Since as we have already explained here (recruit-for-attitude-train-for-skills), we know full well that:

$y=f(x)(1-3^{f(x)})\le 0$ for all $x$

Applying this to the equation (*), we noticed that:

1.  we have a squared term on the LHS that is always greater than or equal to zero: $(1-3^{2\cos 2x})^2\ge 0$,

2.  we have the $ 2(3^{\sin^4 x-\cos^2 x})$ that is always greater than zero.
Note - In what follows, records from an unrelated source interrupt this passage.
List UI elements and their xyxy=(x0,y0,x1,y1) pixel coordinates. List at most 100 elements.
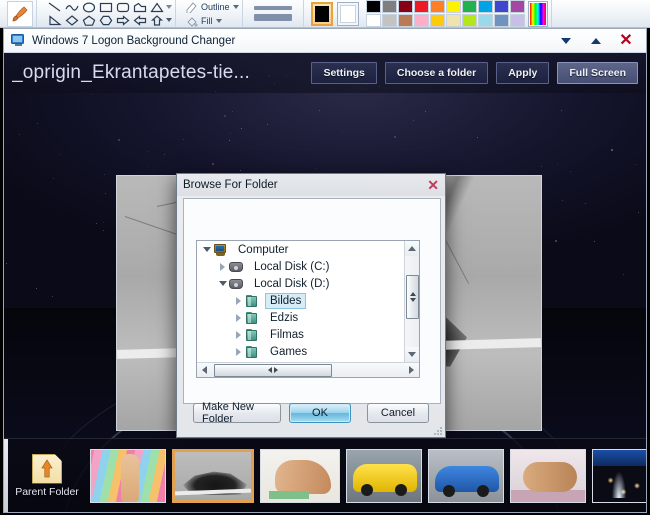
scroll-left-button[interactable] xyxy=(197,362,212,377)
expander-open-icon[interactable] xyxy=(217,281,228,286)
palette-swatch-1-7[interactable] xyxy=(477,14,493,27)
star xyxy=(95,223,97,225)
scroll-right-button[interactable] xyxy=(404,362,419,377)
palette-swatch-1-1[interactable] xyxy=(381,14,397,27)
chevron-up-icon[interactable] xyxy=(166,5,172,9)
polygon-shape[interactable] xyxy=(131,1,148,14)
minimize-button[interactable] xyxy=(558,33,574,49)
resize-grip[interactable] xyxy=(432,425,442,435)
pentagon-shape[interactable] xyxy=(80,14,97,27)
expander-closed-icon[interactable] xyxy=(217,262,228,271)
palette-swatch-1-0[interactable] xyxy=(365,14,381,27)
folder-icon xyxy=(244,294,261,308)
close-button[interactable]: ✕ xyxy=(618,32,634,49)
expander-closed-icon[interactable] xyxy=(233,296,244,305)
folder-tree[interactable]: Computer Local Disk (C:) Local Disk (D:) Bi… xyxy=(196,240,420,378)
palette-swatch-0-5[interactable] xyxy=(445,0,461,13)
thumbnail-striped-portrait[interactable] xyxy=(90,448,166,503)
size-option-thin[interactable] xyxy=(253,6,292,10)
full-screen-button[interactable]: Full Screen xyxy=(557,62,638,84)
palette-swatch-0-1[interactable] xyxy=(381,0,397,13)
shapes-scroll-controls[interactable] xyxy=(166,1,172,27)
palette-swatch-0-4[interactable] xyxy=(429,0,445,13)
right-triangle-shape[interactable] xyxy=(46,14,63,27)
left-arrow-shape[interactable] xyxy=(131,14,148,27)
curve-shape[interactable] xyxy=(63,1,80,14)
disk-icon xyxy=(228,277,245,291)
ok-button[interactable]: OK xyxy=(289,403,351,423)
tree-item-local-disk-c[interactable]: Local Disk (C:) xyxy=(197,258,404,275)
tree-item-bildes[interactable]: Bildes xyxy=(197,292,404,309)
tree-item-computer[interactable]: Computer xyxy=(197,241,404,258)
chevron-down-icon[interactable] xyxy=(232,4,239,9)
cancel-button[interactable]: Cancel xyxy=(367,403,429,423)
palette-swatch-1-8[interactable] xyxy=(493,14,509,27)
right-arrow-shape[interactable] xyxy=(114,14,131,27)
brush-icon[interactable] xyxy=(7,0,33,27)
thumbnail-person-white-room[interactable] xyxy=(260,448,340,503)
tree-item-label: Bildes xyxy=(265,292,307,309)
palette-swatch-0-0[interactable] xyxy=(365,0,381,13)
tree-item-local-disk-d[interactable]: Local Disk (D:) xyxy=(197,275,404,292)
parent-folder-button[interactable]: Parent Folder xyxy=(10,453,84,498)
palette-swatch-1-2[interactable] xyxy=(397,14,413,27)
palette-swatch-0-7[interactable] xyxy=(477,0,493,13)
palette-swatch-0-6[interactable] xyxy=(461,0,477,13)
star xyxy=(229,133,231,135)
outline-button[interactable]: Outline xyxy=(185,1,239,13)
disk-icon xyxy=(228,260,245,274)
maximize-button[interactable] xyxy=(588,33,604,49)
up-arrow-shape[interactable] xyxy=(148,14,165,27)
tree-item-edzis[interactable]: Edzis xyxy=(197,309,404,326)
thumbnail-yellow-car[interactable] xyxy=(346,448,422,503)
rectangle-shape[interactable] xyxy=(97,1,114,14)
palette-swatch-1-9[interactable] xyxy=(509,14,525,27)
chevron-down-icon[interactable] xyxy=(215,18,222,23)
tree-vertical-scrollbar[interactable] xyxy=(404,241,419,362)
tree-item-filmas[interactable]: Filmas xyxy=(197,326,404,343)
thumbnail-blue-car[interactable] xyxy=(428,448,504,503)
color-1-swatch[interactable] xyxy=(310,1,333,26)
line-shape[interactable] xyxy=(46,1,63,14)
expander-closed-icon[interactable] xyxy=(233,347,244,356)
expander-open-icon[interactable] xyxy=(201,247,212,252)
fill-button[interactable]: Fill xyxy=(185,15,239,27)
rounded-rectangle-shape[interactable] xyxy=(114,1,131,14)
dialog-close-button[interactable]: ✕ xyxy=(427,178,439,192)
palette-swatch-1-4[interactable] xyxy=(429,14,445,27)
vertical-scroll-thumb[interactable] xyxy=(406,275,419,319)
star xyxy=(594,241,596,243)
title-bar: Windows 7 Logon Background Changer ✕ xyxy=(4,29,646,53)
expander-closed-icon[interactable] xyxy=(233,313,244,322)
settings-button[interactable]: Settings xyxy=(311,62,377,84)
triangle-shape[interactable] xyxy=(148,1,165,14)
make-new-folder-button[interactable]: Make New Folder xyxy=(193,401,281,425)
palette-swatch-1-6[interactable] xyxy=(461,14,477,27)
palette-swatch-0-2[interactable] xyxy=(397,0,413,13)
tree-horizontal-scrollbar[interactable] xyxy=(197,362,419,377)
edit-colors-icon[interactable] xyxy=(527,0,548,27)
color-2-swatch[interactable] xyxy=(336,1,359,26)
thumbnail-person-on-bed[interactable] xyxy=(510,448,586,503)
hexagon-shape[interactable] xyxy=(97,14,114,27)
palette-swatch-0-9[interactable] xyxy=(509,0,525,13)
scroll-up-button[interactable] xyxy=(404,241,419,256)
size-option-thick[interactable] xyxy=(253,14,292,21)
star xyxy=(19,133,21,135)
expander-closed-icon[interactable] xyxy=(233,330,244,339)
tree-item-games[interactable]: Games xyxy=(197,343,404,360)
horizontal-scroll-thumb[interactable] xyxy=(214,363,332,377)
palette-swatch-0-8[interactable] xyxy=(493,0,509,13)
palette-swatch-1-3[interactable] xyxy=(413,14,429,27)
palette-swatch-1-5[interactable] xyxy=(445,14,461,27)
oval-shape[interactable] xyxy=(80,1,97,14)
palette-swatch-0-3[interactable] xyxy=(413,0,429,13)
thumbnail-car-on-asphalt[interactable] xyxy=(172,448,254,503)
choose-a-folder-button[interactable]: Choose a folder xyxy=(384,62,489,84)
chevron-down-icon[interactable] xyxy=(166,18,172,22)
paint-ribbon: Outline Fill xyxy=(0,0,650,28)
thumbnail-night-city[interactable] xyxy=(592,448,646,503)
scroll-down-button[interactable] xyxy=(404,347,419,362)
diamond-shape[interactable] xyxy=(63,14,80,27)
apply-button[interactable]: Apply xyxy=(496,62,550,84)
Putting all these observations together we get:

$\text{always positive}\cdot{\text{always greater than or equal to zero }}=\text{always less than or equal to zero }$

Here comes the most crucial part in solving the problem effectively and efficiently! The above observation requires us to think logically, what does it mean exactly by something that is always positive, when it is multiplied by another quantity that could be zero or positive, will always yield a negative or a zero?

Ah!!! This can be true iff both sides equal to zero, and that happens when:

$\cos 2x=0$

Therefore, $2x=\dfrac{\pi}{2}+n\pi$ for integer $n$.

That is, $x=\dfrac{\pi}{4}+\dfrac{n\pi}{2}$ for integer $n$.